Chegaram em 4 de agosto de 1699 pela manhã. Havia desconfiança mútua, mas os paiacus receberam a tropa com dança e ao som de uma caixa (tambor). Navarro e alguns tapuias de sua tropa ficaram ao lado de Jenipapoaçu, líder dessa aldeia, observando os festejos.

Era uma cilada do mestre-de-campo Navarro. Quando um grupo liderado pelo irmão de Jenipapoaçu se aproximou, Navarro mandou parar o tambor e, de repente, abriu fogo contra ele, matando-o. Era a senha previamente combinada com os soldados para abrirem fogo contra os paiacus – 400 paiacus foram mortos e outras 300 mulheres e crianças foram aprisionadas. Exterminar os homens capazes de guerrear e fazer escravos, principalmente entre mulheres e crianças pequenas, era o principal objetivo dos sertanistas paulistas.

Segundo o historiador Pedro Puntoni, o episódio não era incomum naquela época. Em suas palavras, "tamanho massacre seria apenas mais um na guerra dos bárbaros não fosse o desentendimento entre a 'nobreza' pernambucana e o governo-geral, nesse caso personificado pelo mestre-de-campo da tropa subordinada à Bahia". Para Puntoni e outros historiadores, tratava-se, afinal, de disputa de terras e mão-de-obra.

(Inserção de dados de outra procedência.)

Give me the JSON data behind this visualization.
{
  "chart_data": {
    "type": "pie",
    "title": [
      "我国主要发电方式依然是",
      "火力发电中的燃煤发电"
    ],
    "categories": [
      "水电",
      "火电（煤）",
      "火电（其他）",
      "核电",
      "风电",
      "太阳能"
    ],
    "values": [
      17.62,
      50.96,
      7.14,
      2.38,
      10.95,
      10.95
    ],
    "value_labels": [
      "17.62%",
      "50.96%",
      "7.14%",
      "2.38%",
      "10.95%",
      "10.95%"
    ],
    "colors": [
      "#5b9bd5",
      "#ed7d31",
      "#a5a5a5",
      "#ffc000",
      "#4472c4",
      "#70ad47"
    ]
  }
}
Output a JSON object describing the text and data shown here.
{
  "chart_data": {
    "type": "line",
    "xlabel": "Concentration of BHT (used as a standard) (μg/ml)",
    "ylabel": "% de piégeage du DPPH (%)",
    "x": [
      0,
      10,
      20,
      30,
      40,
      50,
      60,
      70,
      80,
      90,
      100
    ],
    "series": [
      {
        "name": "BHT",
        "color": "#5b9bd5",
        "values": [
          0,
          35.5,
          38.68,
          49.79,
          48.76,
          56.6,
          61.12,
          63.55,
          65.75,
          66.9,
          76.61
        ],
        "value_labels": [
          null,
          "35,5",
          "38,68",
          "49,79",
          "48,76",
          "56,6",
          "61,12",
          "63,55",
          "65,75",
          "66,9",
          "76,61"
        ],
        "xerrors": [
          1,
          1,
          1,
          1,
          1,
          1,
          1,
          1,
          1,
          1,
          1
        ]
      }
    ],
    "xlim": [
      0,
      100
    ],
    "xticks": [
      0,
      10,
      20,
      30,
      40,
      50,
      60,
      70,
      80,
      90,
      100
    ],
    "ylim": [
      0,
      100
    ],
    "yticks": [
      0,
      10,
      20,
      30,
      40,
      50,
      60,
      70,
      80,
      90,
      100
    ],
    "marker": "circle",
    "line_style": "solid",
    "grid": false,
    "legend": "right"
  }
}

Nesse caso específico do massacre do Jaguaribe, o padre João da Costa e sua congregação denunciaram os abusos cometidos contra os indígenas. Havia legislação acerca do que era considerado "guerra justa" e atirar desse modo massivo contra indígenas "mansos" e pertencentes a uma aldeia sob a tutela de missionários não era a regra estabelecida.

Uma carta de d. Pedro II de Portugal, em 13 de janeiro de 1700, mandou prender o mestre-de-campo Navarro e determinou que o terço (tropa) sob comando dele se retirasse da região. No entanto, Navarro quase não ficou preso de fato e em 1703 já estava completamente livre. No ano seguinte, a pedido do governador-geral de Pernambuco, retomou as guerras contra os indígenas do sertão. Navarro terminou a vida como senhor de engenho em Paratiba (atual município de Paulista, em Pernambuco, a 18 quilômetros de Recife).

Herança

Hoje em dia, restam apenas 26 grupos indígenas descendentes dos tapuias do sertão semiárido, sendo que somente os fulniôs se expressam em língua própria, os demais usam somente o português.